Richard Billingham was born in Birmingham in 1970. He studied fine art at the University of Sunderland where he began to take photographs as source material for his paintings. Gradually he dedicated himself exclusively to photography, winning the University’s Prestige Photography Prize in 1994 and the Felix H Mann Memorial Prize in 1995. In 1994 he took part in his first group exhibition Who’s Looking at the Family?, at the Barbican Art Gallery, London. His first solo exhibition was at the Anthony Reynolds Gallery in 1996. In 1997 he was awarded the first Citibank Private Bank Photography Prize. His work was included in the exhibitions Life/Live, at the Musée d’Art Moderne de la Ville de Paris (1996), Sensation, Royal Academy of Art, London (1997) and Wounds, Moderna Museet, Stockholm (1998). More recently he was included in Quotidiana, Castello di Rivoli, Turin (2000) and I am a Camera, Saatchi Gallery, London (2001). In the past year he has been given a major solo exhibition at the Ikon Gallery, Birmingham (2000), which then toured to various European venues.
Richard Billingham’s work
Billingham works primarily in still photography, but has also made videos. He began by working in black and white, only later moving to colour, and for the most part leaving his photographs untitled. In 1996 a selection of his photographs of his working class family, for which he is best known, were collected in the book Ray’s a Laugh. His video works include Fishtank 1998, a study of his father, commissioned by Artangel for BBC television and shown on BBC2 in December 1998, Liz Smoking 1998, Tony Smoking Backwards 1998, Ray in Bed 1999 and Playstation 1999.

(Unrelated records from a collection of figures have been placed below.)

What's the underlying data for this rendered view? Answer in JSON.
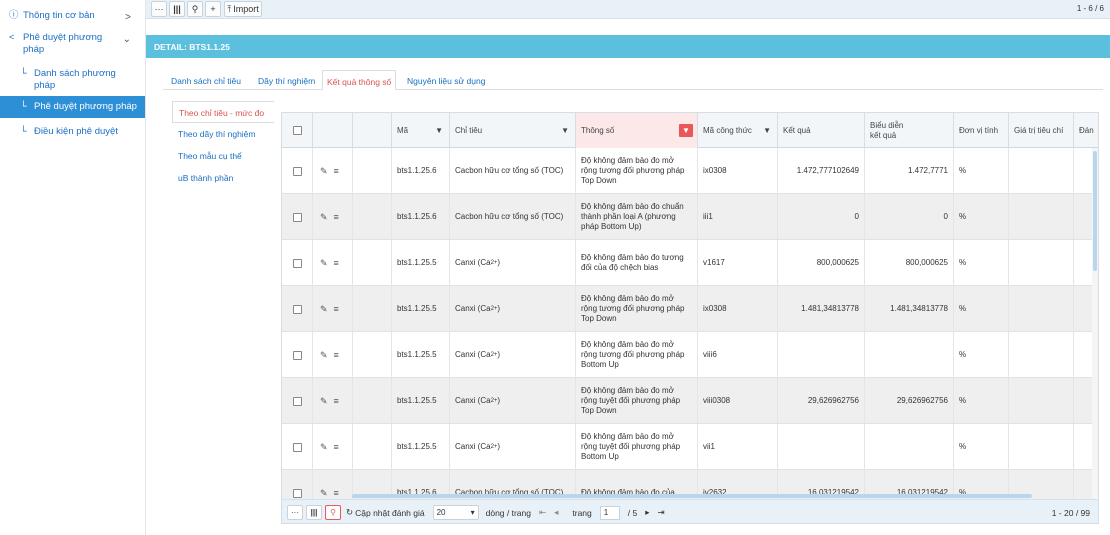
{
  "sidebar": {
    "items": [
      {
        "label": "Thông tin cơ bản",
        "icon": "info-icon",
        "chevron": ">"
      },
      {
        "label": "Phê duyệt phương pháp",
        "icon": "share-icon",
        "chevron": "⌄"
      },
      {
        "label": "Danh sách phương pháp"
      },
      {
        "label": "Phê duyệt phương pháp"
      },
      {
        "label": "Điều kiện phê duyệt"
      }
    ]
  },
  "toolbar": {
    "more_label": "···",
    "columns_label": "|||",
    "search_label": "⚲",
    "add_label": "+",
    "import_label": "Import",
    "count": "1 - 6 / 6"
  },
  "detail": {
    "title": "DETAIL: BTS1.1.25"
  },
  "tabs": [
    {
      "label": "Danh sách chỉ tiêu"
    },
    {
      "label": "Dãy thí nghiệm"
    },
    {
      "label": "Kết quả thông số"
    },
    {
      "label": "Nguyên liệu sử dụng"
    }
  ],
  "subnav": [
    {
      "label": "Theo chỉ tiêu - mức đo"
    },
    {
      "label": "Theo dãy thí nghiệm"
    },
    {
      "label": "Theo mẫu cụ thể"
    },
    {
      "label": "uB thành phần"
    }
  ],
  "grid": {
    "headers": {
      "ma": "Mã",
      "chi_tieu": "Chỉ tiêu",
      "thong_so": "Thông số",
      "ma_cong_thuc": "Mã công thức",
      "ket_qua": "Kết quả",
      "bieu_dien_1": "Biểu diễn",
      "bieu_dien_2": "kết quả",
      "don_vi": "Đơn vị tính",
      "gia_tri": "Giá trị tiêu chí",
      "extra": "Đán"
    },
    "rows": [
      {
        "ma": "bts1.1.25.6",
        "chi_tieu": "Cacbon hữu cơ tổng số (TOC)",
        "chi_tieu_sup": "",
        "thong_so": "Độ không đảm bảo đo mở rộng tương đối phương pháp Top Down",
        "ma_ct": "ix0308",
        "ket_qua": "1.472,777102649",
        "bieu_dien": "1.472,7771",
        "don_vi": "%"
      },
      {
        "ma": "bts1.1.25.6",
        "chi_tieu": "Cacbon hữu cơ tổng số (TOC)",
        "chi_tieu_sup": "",
        "thong_so": "Độ không đảm bảo đo chuẩn thành phần loại A (phương pháp Bottom Up)",
        "ma_ct": "iii1",
        "ket_qua": "0",
        "bieu_dien": "0",
        "don_vi": "%"
      },
      {
        "ma": "bts1.1.25.5",
        "chi_tieu": "Canxi (Ca",
        "chi_tieu_sup": "2+",
        "thong_so": "Độ không đảm bảo đo tương đối của độ chệch bias",
        "ma_ct": "v1617",
        "ket_qua": "800,000625",
        "bieu_dien": "800,000625",
        "don_vi": "%"
      },
      {
        "ma": "bts1.1.25.5",
        "chi_tieu": "Canxi (Ca",
        "chi_tieu_sup": "2+",
        "thong_so": "Độ không đảm bảo đo mở rộng tương đối phương pháp Top Down",
        "ma_ct": "ix0308",
        "ket_qua": "1.481,34813778",
        "bieu_dien": "1.481,34813778",
        "don_vi": "%"
      },
      {
        "ma": "bts1.1.25.5",
        "chi_tieu": "Canxi (Ca",
        "chi_tieu_sup": "2+",
        "thong_so": "Độ không đảm bảo đo mở rộng tương đối phương pháp Bottom Up",
        "ma_ct": "viii6",
        "ket_qua": "",
        "bieu_dien": "",
        "don_vi": "%"
      },
      {
        "ma": "bts1.1.25.5",
        "chi_tieu": "Canxi (Ca",
        "chi_tieu_sup": "2+",
        "thong_so": "Độ không đảm bảo đo mở rộng tuyệt đối phương pháp Top Down",
        "ma_ct": "viii0308",
        "ket_qua": "29,626962756",
        "bieu_dien": "29,626962756",
        "don_vi": "%"
      },
      {
        "ma": "bts1.1.25.5",
        "chi_tieu": "Canxi (Ca",
        "chi_tieu_sup": "2+",
        "thong_so": "Độ không đảm bảo đo mở rộng tuyệt đối phương pháp Bottom Up",
        "ma_ct": "vii1",
        "ket_qua": "",
        "bieu_dien": "",
        "don_vi": "%"
      },
      {
        "ma": "bts1.1.25.6",
        "chi_tieu": "Cacbon hữu cơ tổng số (TOC)",
        "chi_tieu_sup": "",
        "thong_so": "Độ không đảm bảo đo của",
        "ma_ct": "iv2632",
        "ket_qua": "16,031219542",
        "bieu_dien": "16,031219542",
        "don_vi": "%"
      }
    ]
  },
  "pager": {
    "more": "···",
    "columns": "|||",
    "search": "⚲",
    "refresh_label": "Cập nhật đánh giá",
    "page_size": "20",
    "per_page_label": "dòng / trang",
    "first": "⇤",
    "prev": "◂",
    "page_label": "trang",
    "page": "1",
    "of_pages": "/ 5",
    "next": "▸",
    "last": "⇥",
    "count": "1 - 20 / 99"
  },
  "colors": {
    "accent": "#2d8fd5",
    "detail_bar": "#5bc0de",
    "active_tab": "#d9534f",
    "filter_active": "#e85858"
  }
}
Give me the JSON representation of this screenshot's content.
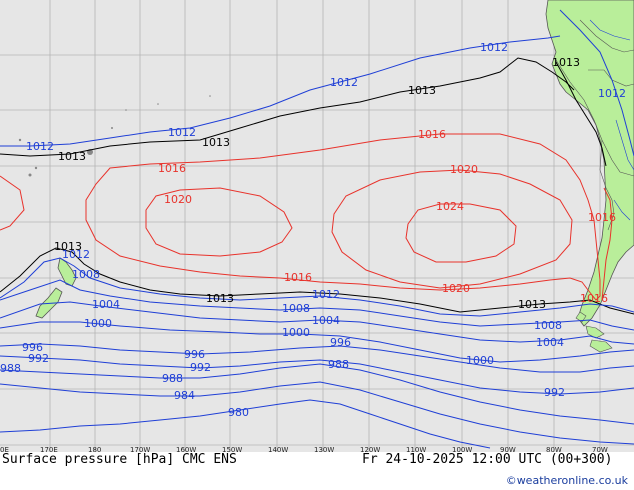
{
  "title": "Surface pressure [hPa] CMC ENS",
  "valid_time": "Fr 24-10-2025 12:00 UTC (00+300)",
  "credit": "©weatheronline.co.uk",
  "colors": {
    "ocean": "#e6e6e6",
    "land": "#b9ee9a",
    "grid": "#b4b4b4",
    "isobar_1013": "#000000",
    "isobar_high": "#e8322b",
    "isobar_low": "#1f3fd6",
    "coast": "#555555"
  },
  "longitude_ticks": [
    "0E",
    "170E",
    "180",
    "170W",
    "160W",
    "150W",
    "140W",
    "130W",
    "120W",
    "110W",
    "100W",
    "90W",
    "80W",
    "70W"
  ],
  "isobar_labels": {
    "l1012_a": "1012",
    "l1012_b": "1012",
    "l1012_c": "1012",
    "l1012_d": "1012",
    "l1012_e": "1012",
    "l1012_f": "1012",
    "l1012_g": "1012",
    "l1013_a": "1013",
    "l1013_b": "1013",
    "l1013_c": "1013",
    "l1013_d": "1013",
    "l1013_e": "1013",
    "l1013_f": "1013",
    "l1016_a": "1016",
    "l1016_b": "1016",
    "l1016_c": "1016",
    "l1016_d": "1016",
    "l1016_e": "1016",
    "l1020_a": "1020",
    "l1020_b": "1020",
    "l1020_c": "1020",
    "l1024": "1024",
    "l1008_a": "1008",
    "l1008_b": "1008",
    "l1008_c": "1008",
    "l1004_a": "1004",
    "l1004_b": "1004",
    "l1004_c": "1004",
    "l1000_a": "1000",
    "l1000_b": "1000",
    "l1000_c": "1000",
    "l996_a": "996",
    "l996_b": "996",
    "l996_c": "996",
    "l992_a": "992",
    "l992_b": "992",
    "l992_c": "992",
    "l988_a": "988",
    "l988_b": "988",
    "l988_c": "988",
    "l984": "984",
    "l980": "980"
  }
}
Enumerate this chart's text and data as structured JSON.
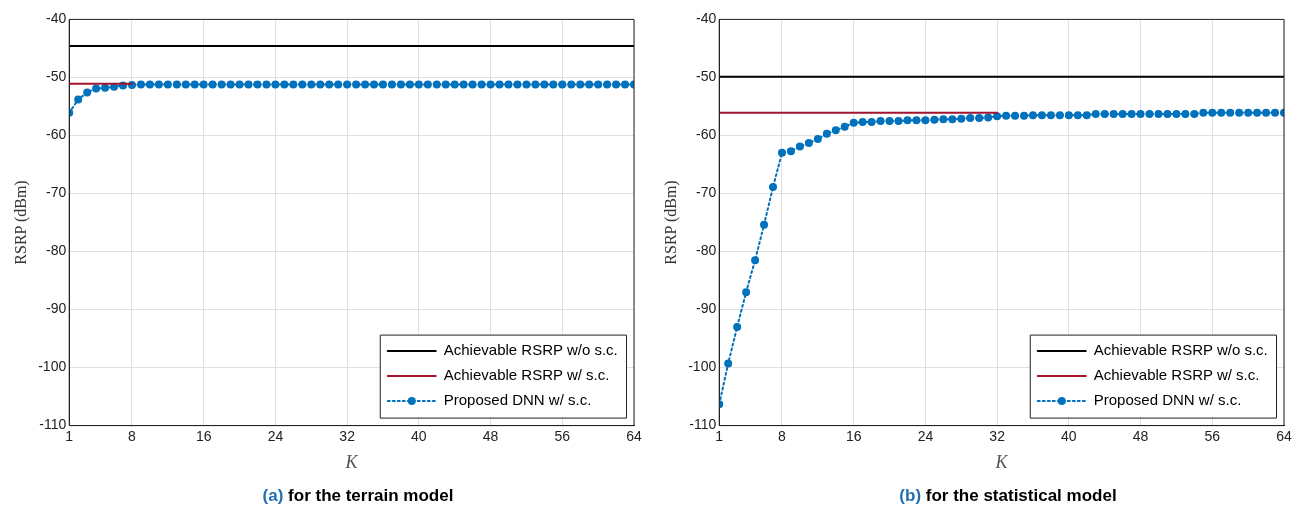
{
  "chart_data": [
    {
      "type": "line",
      "title": "(a) for the terrain model",
      "xlabel": "K",
      "ylabel": "RSRP (dBm)",
      "x": [
        1,
        2,
        3,
        4,
        5,
        6,
        7,
        8,
        9,
        10,
        11,
        12,
        13,
        14,
        15,
        16,
        17,
        18,
        19,
        20,
        21,
        22,
        23,
        24,
        25,
        26,
        27,
        28,
        29,
        30,
        31,
        32,
        33,
        34,
        35,
        36,
        37,
        38,
        39,
        40,
        41,
        42,
        43,
        44,
        45,
        46,
        47,
        48,
        49,
        50,
        51,
        52,
        53,
        54,
        55,
        56,
        57,
        58,
        59,
        60,
        61,
        62,
        63,
        64
      ],
      "series": [
        {
          "name": "Achievable RSRP w/o s.c.",
          "color": "#000000",
          "line_style": "solid",
          "x": [
            1,
            64
          ],
          "values": [
            -44.6,
            -44.6
          ]
        },
        {
          "name": "Achievable RSRP w/ s.c.",
          "color": "#a2142f",
          "line_style": "solid",
          "x": [
            1,
            8
          ],
          "values": [
            -51.1,
            -51.1
          ]
        },
        {
          "name": "Proposed DNN w/ s.c.",
          "color": "#0072bd",
          "line_style": "dotted",
          "marker": "circle",
          "values": [
            -56.1,
            -53.8,
            -52.6,
            -51.9,
            -51.8,
            -51.6,
            -51.4,
            -51.3,
            -51.2,
            -51.2,
            -51.2,
            -51.2,
            -51.2,
            -51.2,
            -51.2,
            -51.2,
            -51.2,
            -51.2,
            -51.2,
            -51.2,
            -51.2,
            -51.2,
            -51.2,
            -51.2,
            -51.2,
            -51.2,
            -51.2,
            -51.2,
            -51.2,
            -51.2,
            -51.2,
            -51.2,
            -51.2,
            -51.2,
            -51.2,
            -51.2,
            -51.2,
            -51.2,
            -51.2,
            -51.2,
            -51.2,
            -51.2,
            -51.2,
            -51.2,
            -51.2,
            -51.2,
            -51.2,
            -51.2,
            -51.2,
            -51.2,
            -51.2,
            -51.2,
            -51.2,
            -51.2,
            -51.2,
            -51.2,
            -51.2,
            -51.2,
            -51.2,
            -51.2,
            -51.2,
            -51.2,
            -51.2,
            -51.2
          ]
        }
      ],
      "xlim": [
        1,
        64
      ],
      "xticks": [
        1,
        8,
        16,
        24,
        32,
        40,
        48,
        56,
        64
      ],
      "ylim": [
        -110,
        -40
      ],
      "yticks": [
        -110,
        -100,
        -90,
        -80,
        -70,
        -60,
        -50,
        -40
      ],
      "grid": true,
      "legend": "bottom right"
    },
    {
      "type": "line",
      "title": "(b) for the statistical model",
      "xlabel": "K",
      "ylabel": "RSRP (dBm)",
      "x": [
        1,
        2,
        3,
        4,
        5,
        6,
        7,
        8,
        9,
        10,
        11,
        12,
        13,
        14,
        15,
        16,
        17,
        18,
        19,
        20,
        21,
        22,
        23,
        24,
        25,
        26,
        27,
        28,
        29,
        30,
        31,
        32,
        33,
        34,
        35,
        36,
        37,
        38,
        39,
        40,
        41,
        42,
        43,
        44,
        45,
        46,
        47,
        48,
        49,
        50,
        51,
        52,
        53,
        54,
        55,
        56,
        57,
        58,
        59,
        60,
        61,
        62,
        63,
        64
      ],
      "series": [
        {
          "name": "Achievable RSRP w/o s.c.",
          "color": "#000000",
          "line_style": "solid",
          "x": [
            1,
            64
          ],
          "values": [
            -49.9,
            -49.9
          ]
        },
        {
          "name": "Achievable RSRP w/ s.c.",
          "color": "#a2142f",
          "line_style": "solid",
          "x": [
            1,
            32
          ],
          "values": [
            -56.1,
            -56.1
          ]
        },
        {
          "name": "Proposed DNN w/ s.c.",
          "color": "#0072bd",
          "line_style": "dotted",
          "marker": "circle",
          "values": [
            -106.3,
            -99.3,
            -93.0,
            -87.0,
            -81.5,
            -75.4,
            -68.9,
            -63.0,
            -62.7,
            -61.9,
            -61.3,
            -60.6,
            -59.7,
            -59.1,
            -58.5,
            -57.8,
            -57.7,
            -57.7,
            -57.5,
            -57.5,
            -57.5,
            -57.4,
            -57.4,
            -57.4,
            -57.3,
            -57.2,
            -57.2,
            -57.1,
            -57.0,
            -57.0,
            -56.9,
            -56.7,
            -56.6,
            -56.6,
            -56.6,
            -56.5,
            -56.5,
            -56.5,
            -56.5,
            -56.5,
            -56.5,
            -56.5,
            -56.3,
            -56.3,
            -56.3,
            -56.3,
            -56.3,
            -56.3,
            -56.3,
            -56.3,
            -56.3,
            -56.3,
            -56.3,
            -56.3,
            -56.1,
            -56.1,
            -56.1,
            -56.1,
            -56.1,
            -56.1,
            -56.1,
            -56.1,
            -56.1,
            -56.1
          ]
        }
      ],
      "xlim": [
        1,
        64
      ],
      "xticks": [
        1,
        8,
        16,
        24,
        32,
        40,
        48,
        56,
        64
      ],
      "ylim": [
        -110,
        -40
      ],
      "yticks": [
        -110,
        -100,
        -90,
        -80,
        -70,
        -60,
        -50,
        -40
      ],
      "grid": true,
      "legend": "bottom right"
    }
  ]
}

Billingham’s photographs of his family present a strikingly intimate view of life with his alcoholic father Ray and his mother Liz, his younger brother Jason, and numerous pets, in their high-rise flat. Billingham’s work rests precariously between opportunistic family snapshot, journalistic document, and controlled work of art. The normal snapshot edits family history, focusing on happy memories and gatherings on special occasions. Yet underlying the optimistic narratives of the family album is another unspoken history and Billingham’s inclusive approach to his family addresses this. Images such as that of Ray passed out drunk by the toilet break traditional taboos about which aspects of family life may be made public. In the photographs an atmosphere of extreme claustrophobia is established that appears to reflect the lives being led. This claustrophobia is emphasised by the extreme close-ups Billingham frequently uses. The photographs present an almost painfully candid picture of working class living and raise questions of social consciousness, class and wealth. Billingham has commented: ‘I’ve been taking pictures of my close family in part as an attempt to comprehend myself and them more fully. Neither I nor they are shocked by the work’s directness because we’re all well enough acquainted with having to live with poverty. It is certainly not my intention to shock, offend, sentimentalise, be political or otherwise - only to make work that is as spiritually meaningful as I can make it, whatever the medium.’
In his most recent work Billingham has departed from his familial subject matter, turning instead to the British Midlands town, Cradley Heath, familiar to him from his chidhood. In sharp contrast to the family photographs these images are entirely unpopulated, evoking a sense of abandonment, and elaborately, even classically composed.